There are at least three inconsistencies in the above description.The current Credit Crunch brings one to attention: Buying with money you don’t have. If you’re buying a house, then you’re quite the exception if you can cough up the necessary money without getting a mortgage first.
This is where it all starts, at the bank (or mortgage broker). You state your income, your assets, and your credit history is investigated. In the end, you get a loan. This is all fine, if you can pay. Now consider Mrs. Sue B. Prime. The bank is unsure if her income can support the loan, but it also thinks the market value of the house she wants to buy will continue to rise. Since the loan is backed by the house, the bank decides to approve her mortgage.
Behind the scenes (at least to Mrs. Sue B. Prime), the mortgage is resold (to bigger banks, hedge funds, etc.) and the bank gets the cash it needs to keep selling mortgages.
All is well until the day Sue can’t pay anymore. If Sue can’t pay, the bank will take over the house, and sell it to cover the amount Sue owes. Problem is, the house prices where Sue lives are going down, and the bank has to sell the house at a loss. Actually, the loss is passed on to the investor who bought the mortgage from Sue’s bank. The investor is now getting nervous about his other mortgage investments, and stops buying mortgages (or demands a lower price, to cover the risk). End of story is that Sue’s original lender can’t keep lending (or even goes into bankruptcy because of the losses). Sue herself might also have to file for personal bankruptcy, since she can’t pay back the amount owed, even when the house is sold.
But it doesn’t stop here. As the number of foreclosures increases, the property prices keep sinking. There are now too many homes for sale. And because the mortgage banks can’t raise investment money for risky loans, fewer people are approved for mortgages, which means even fewer buyers. The prices continues to spiral downwards.
This not only affects new buyers and those buyers who can’t make their payments. Even rock solid home-owners who have a job, lose their equity, since their house loses market value. For instance, it used to be common to get a car-loan or boat-loan with the equity of the house as security. This may no longer work for some.

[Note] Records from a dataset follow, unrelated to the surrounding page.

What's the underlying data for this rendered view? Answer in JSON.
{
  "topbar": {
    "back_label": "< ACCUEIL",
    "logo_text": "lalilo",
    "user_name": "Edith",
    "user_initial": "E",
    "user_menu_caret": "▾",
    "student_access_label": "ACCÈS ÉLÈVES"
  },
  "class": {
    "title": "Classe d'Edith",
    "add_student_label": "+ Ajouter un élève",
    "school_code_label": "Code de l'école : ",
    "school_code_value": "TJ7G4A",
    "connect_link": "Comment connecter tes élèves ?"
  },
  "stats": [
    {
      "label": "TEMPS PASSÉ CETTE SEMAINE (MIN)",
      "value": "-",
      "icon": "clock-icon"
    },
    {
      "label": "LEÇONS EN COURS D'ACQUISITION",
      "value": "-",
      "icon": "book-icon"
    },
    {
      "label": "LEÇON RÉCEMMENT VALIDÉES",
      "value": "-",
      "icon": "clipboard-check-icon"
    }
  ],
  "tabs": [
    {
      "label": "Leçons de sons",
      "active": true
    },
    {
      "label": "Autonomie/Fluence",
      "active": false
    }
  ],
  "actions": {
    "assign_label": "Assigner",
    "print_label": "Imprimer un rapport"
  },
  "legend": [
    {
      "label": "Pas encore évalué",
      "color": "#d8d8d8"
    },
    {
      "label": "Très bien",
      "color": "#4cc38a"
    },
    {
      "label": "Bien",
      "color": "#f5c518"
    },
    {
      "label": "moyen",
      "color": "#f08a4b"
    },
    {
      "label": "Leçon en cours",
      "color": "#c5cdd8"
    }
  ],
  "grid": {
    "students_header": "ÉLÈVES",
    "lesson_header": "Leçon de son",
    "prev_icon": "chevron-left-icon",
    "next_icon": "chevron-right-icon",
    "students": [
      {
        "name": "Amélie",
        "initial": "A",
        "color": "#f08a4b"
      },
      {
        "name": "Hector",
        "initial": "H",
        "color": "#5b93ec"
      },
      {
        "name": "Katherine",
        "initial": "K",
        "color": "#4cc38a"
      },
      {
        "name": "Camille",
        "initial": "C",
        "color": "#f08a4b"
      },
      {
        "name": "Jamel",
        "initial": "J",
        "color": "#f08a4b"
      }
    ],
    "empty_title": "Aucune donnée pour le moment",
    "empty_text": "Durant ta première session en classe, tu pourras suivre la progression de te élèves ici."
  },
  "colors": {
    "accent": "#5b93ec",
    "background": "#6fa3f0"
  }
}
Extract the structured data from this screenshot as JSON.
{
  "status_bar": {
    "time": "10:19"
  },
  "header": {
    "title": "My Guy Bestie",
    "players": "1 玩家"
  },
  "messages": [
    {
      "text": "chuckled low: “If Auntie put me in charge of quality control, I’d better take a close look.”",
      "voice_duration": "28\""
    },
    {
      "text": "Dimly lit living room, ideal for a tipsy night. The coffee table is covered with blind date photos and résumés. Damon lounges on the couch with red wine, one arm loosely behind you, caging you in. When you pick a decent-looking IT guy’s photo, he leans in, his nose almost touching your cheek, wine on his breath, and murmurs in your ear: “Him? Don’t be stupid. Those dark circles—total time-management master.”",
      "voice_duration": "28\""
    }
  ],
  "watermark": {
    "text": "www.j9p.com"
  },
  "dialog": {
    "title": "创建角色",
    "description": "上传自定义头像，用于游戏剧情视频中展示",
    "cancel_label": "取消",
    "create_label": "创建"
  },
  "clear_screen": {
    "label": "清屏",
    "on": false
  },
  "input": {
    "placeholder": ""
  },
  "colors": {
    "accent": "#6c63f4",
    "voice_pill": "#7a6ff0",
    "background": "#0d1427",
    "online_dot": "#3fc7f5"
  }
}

When a lot of consumers lose equity like this, it triggers lower discretionary spending. This affects the economy as a hole. Producers like GM are struggling with lower car-sales. Wal-mart sees lower consumer sales. Eventually more people in these affected businesses lose their jobs, and this lowers spending even more.
Is this bad? It is obviously bad for the people who lose their homes and have to spend years paying down debt. I don’t envy any of those, especially with the new bankruptcy laws. The lenders will also take a loss from people defaulting on their debts. These companies pushing risky loans had it coming. They knew the risk. The traders who bought these assets have also rediscovered risk, but it is part of the game. Those who lose their income because of the trickle down effects have much more reason to be mad at the banks and mortgage traders. They did nothing wrong.
The overwhelming majority of people will be affected relatively little. Sure, a lot of us must spend a tiny bit less than we’re used to from last year, but it will not affect quality of life much. It may even cause us to be a bit more conscious of what we buy (i.e less buying things you don’t need). This is certainly not a bad thing for the environment. I’m also under the impression that wealth is largely relative when all basic needs are addressed, so you might feel just as rich. Neither you nor your neighbor can afford that huge monster SUV. So less impressing people you don’t like.
Even so, it is likely that we’re in for some dark months in the stock market.